Ficre adored the long laughter and various “Girl”s that would punctuate my phone conversations with dear sister friends. He always wanted me to have those conversations by his side while he watched television or read. I like to hear you laugh, he’d say. Near him, is what I miss. And the near-voice of intimacy.
What did Lucille Clifton mean when she wrote that she was spoken to by a “voice from the undead past” in the poem “the light that came to lucille clifton”? What did the old folks mean when they said, “Every shut-eye ain’t asleep, every goodbye ain’t gone?” Isn’t friendship all in the doing? If I cannot take a walk with you and talk my way to the other side of the dilemma, I am not enacting friendship. If I cannot tell you every little thing when I am preparing dinner and you have poured me a glass of wine, how are you my friend? “I loved my friend. He went away from me. There’s nothing more to say.”
Days later it feels like progress when I write to Michele for the spaghetti recipe. She replies:
Are we the only ones who crave this? I came home and made it tonight and we blissed out. OK, here’s how to make the sauce for 1lb of pasta:
1. Cut 2 to 3 oz of pancetta into 1/4-inch dice—you should have 1 cup—and put them in a large sauté pan with 3T of olive oil. Turn on the heat and cook gently until the pancetta begins to brown.
2. While that’s happening, slice four onions (red, white or yellow, or a mix) thinly (but not too thinly). When the pancetta has begun to brown, add the onions to the pan, salt and pepper them, and turn them several times in the oil. Put a lid on the pan, turn the heat as low as it’ll go, and cook for 40 minutes or so.
3. While the onions are cooking, bring a big pot of water to a boil, add salt (2T). When your sauce is almost done, add your spaghetti to the water and cook al dente. (Really al dente. You want it to bite back. It’ll cook more in the sauce.) Drain the pasta and add to the sauce with whatever water is clinging to it. Add more pasta-pot water to the pasta and sauce if need be.
4. At the last minute, add 3T finely chopped parsley and 1/3 cup grated Parmesan cheese to the pasta and toss. Serve in a heated bowl and pass more cheese at the table.

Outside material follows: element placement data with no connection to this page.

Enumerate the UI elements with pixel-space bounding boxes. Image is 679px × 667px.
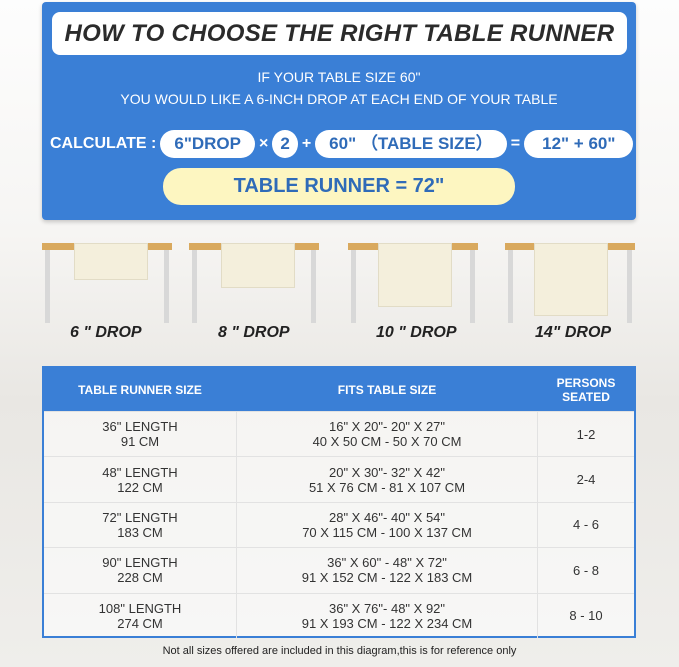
persons-cell: 4 - 6 (572, 517, 599, 533)
table-size-pill: 60" （TABLE SIZE） (315, 130, 507, 158)
length-cm: 91 CM (120, 434, 160, 450)
fits-table-cell: 16" X 20"- 20" X 27" 40 X 50 CM - 50 X 70… (236, 412, 538, 457)
fit-inches: 36" X 60" - 48" X 72" (327, 555, 447, 571)
runner-size-cell: 36" LENGTH 91 CM (44, 419, 236, 449)
fit-cm: 70 X 115 CM - 100 X 137 CM (302, 524, 472, 540)
runner-size-cell: 48" LENGTH 122 CM (44, 465, 236, 495)
runner-size-cell: 72" LENGTH 183 CM (44, 510, 236, 540)
length-cm: 183 CM (117, 524, 163, 540)
footnote: Not all sizes offered are included in th… (162, 645, 517, 657)
header-persons: PERSONS SEATED (556, 375, 616, 404)
intro-line-1: IF YOUR TABLE SIZE 60" (257, 69, 421, 85)
table-row: 36" LENGTH 91 CM 16" X 20"- 20" X 27" 40 X… (44, 411, 634, 457)
fit-cm: 91 X 152 CM - 122 X 183 CM (301, 570, 473, 586)
calculation-panel: HOW TO CHOOSE THE RIGHT TABLE RUNNER IF … (42, 2, 636, 220)
table-row: 48" LENGTH 122 CM 20" X 30"- 32" X 42" 51 … (44, 456, 634, 502)
calculation-row: CALCULATE : 6"DROP × 2 + 60" （TABLE SIZE… (50, 130, 634, 158)
drop-label-8: 8 " DROP (218, 324, 290, 341)
table-header: TABLE RUNNER SIZE FITS TABLE SIZE PERSON… (44, 368, 634, 411)
two-pill: 2 (272, 130, 298, 158)
fits-table-cell: 28" X 46"- 40" X 54" 70 X 115 CM - 100 X … (236, 502, 538, 548)
drop-label-6: 6 " DROP (70, 324, 142, 341)
times-sign: × (259, 135, 269, 152)
sum-pill: 12" + 60" (524, 130, 634, 158)
table-illustration-8 (189, 243, 319, 323)
table-row: 108" LENGTH 274 CM 36" X 76"- 48" X 92" 91… (44, 592, 634, 638)
runner-size-cell: 90" LENGTH 228 CM (44, 555, 236, 585)
fits-table-cell: 36" X 60" - 48" X 72" 91 X 152 CM - 122 X… (236, 548, 538, 593)
fit-cm: 51 X 76 CM - 81 X 107 CM (308, 479, 466, 495)
fit-cm: 91 X 193 CM - 122 X 234 CM (301, 615, 473, 631)
fit-cm: 40 X 50 CM - 50 X 70 CM (312, 434, 462, 450)
result-pill: TABLE RUNNER = 72" (163, 168, 515, 205)
header-fits-table: FITS TABLE SIZE (337, 382, 437, 397)
persons-cell: 2-4 (576, 472, 596, 488)
length-cm: 274 CM (117, 615, 163, 631)
fit-inches: 20" X 30"- 32" X 42" (328, 464, 446, 480)
persons-cell: 6 - 8 (572, 562, 599, 578)
length-inches: 48" LENGTH (102, 464, 178, 480)
table-row: 72" LENGTH 183 CM 28" X 46"- 40" X 54" 70 … (44, 501, 634, 548)
plus-sign: + (301, 135, 312, 152)
intro-line-2: YOU WOULD LIKE A 6-INCH DROP AT EACH END… (120, 91, 558, 107)
table-illustration-6 (42, 243, 172, 323)
fit-inches: 16" X 20"- 20" X 27" (328, 419, 446, 435)
length-inches: 108" LENGTH (98, 600, 182, 616)
runner-size-cell: 108" LENGTH 274 CM (44, 601, 236, 631)
calculate-label: CALCULATE : (50, 135, 157, 152)
fit-inches: 36" X 76"- 48" X 92" (328, 600, 446, 616)
table-illustration-10 (348, 243, 478, 323)
length-inches: 36" LENGTH (102, 419, 178, 435)
persons-cell: 8 - 10 (569, 608, 603, 624)
persons-cell: 1-2 (576, 426, 596, 442)
fit-inches: 28" X 46"- 40" X 54" (328, 509, 446, 525)
fits-table-cell: 20" X 30"- 32" X 42" 51 X 76 CM - 81 X 10… (236, 457, 538, 502)
length-cm: 228 CM (117, 570, 163, 586)
size-table: TABLE RUNNER SIZE FITS TABLE SIZE PERSON… (42, 366, 636, 638)
length-inches: 90" LENGTH (102, 555, 178, 571)
drop-pill: 6"DROP (160, 130, 255, 158)
table-illustration-14 (505, 243, 635, 323)
length-inches: 72" LENGTH (102, 509, 178, 525)
equals-sign: = (510, 135, 521, 152)
table-row: 90" LENGTH 228 CM 36" X 60" - 48" X 72" 91… (44, 547, 634, 593)
drop-label-14: 14" DROP (535, 324, 612, 341)
header-runner-size: TABLE RUNNER SIZE (78, 382, 202, 397)
length-cm: 122 CM (117, 479, 163, 495)
drop-label-10: 10 " DROP (376, 324, 457, 341)
page-title: HOW TO CHOOSE THE RIGHT TABLE RUNNER (52, 12, 627, 55)
fits-table-cell: 36" X 76"- 48" X 92" 91 X 193 CM - 122 X … (236, 593, 538, 638)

This is the best dish!! It’ll make you want to throw rocks at other pasta dishes.
xoxoxoxo, M
As I make the pasta I remember Ficre in our kitchen teaching me how to more adeptly use a knife, to preheat a pan, to press garlic cloves so the paper jackets slip off, to simmer tomatoes until they turn sweet and roast beets until they are like candy. The boys and I eat our delicious spaghetti until sated. Our whole bodies are warm. Ficre is in our stomachs.
Five
We loved Jimmy Scott’s version of the David Byrne song, “Heaven”: “Heaven is a place where nothing ever happens.” These days I picture heaven populated by the umber angels Ficre painted in abundance, but that seems too fanciful. I never truly believed in heaven and cannot manufacture it. Little Jimmy Scott’s plaintiveness seems right when he sings “nothing e-ver happens.” How better to describe the infinite solitude of the afterlife?
“When this kiss is over it will start again, it will not be any different it will be exactly the same,” he sings. Each kiss is fixed. It is the same long kiss, but it will never change. That is the comfort, and that is the heartbreak.
One night at bedtime, Simon asks if I want to come with him to visit Ficre in heaven.
Yes, I say, and lie down on his bed.
“First you close your eyes,” he says, “and ride the clear glass elevator. Up we go.”
What do you see? I ask.
God is sitting at the gate, he answers.
What does God look like? I ask.
Like God, he says. Now, we go to where Daddy is.
He has two rooms, Simon says, one room with a single bed and his books and another where he paints. The painting room is vast. He can look out any window he wants and paint. That room has four views: our backyard, the dock he painted in Maine, Asmara, and New Mexico.
New Mexico? I ask.
Yes, Simon says, the volcano crater with the magic grass.
Ah yes, I say, the caldera, where we saw the gophers and the jackrabbits and the elk running across and Daddy called it the veldt.
Yes. Do you see it?
And I do. The light is perfect for painting. His bed in heaven is a single bed.
Okay, it’s time to go now, Simon says. So down we go.
You can come with me anytime, he says.
Thank you, my darling.
I don’t think you can find it by yourself yet, he says, but one day you will.
Six
Ficre stops coming to my dreams, so I lie in my bed after I have sent the children off to school and imagine my dreams instead. Half asleep, I picture him walking through the door with luggage as if from war.
Reunion at the front door: an acquaintance’s bipolar son appearing on their doorstep after years in his vortex, shaggy, smelling, dirty.
To Sleep with Anger, the film I watched the night before he died, and the trickster from the South who knocks at the northern migrant’s door.
The Eritrean saying that you can’t walk by your friend’s house without knocking on the door to say hello.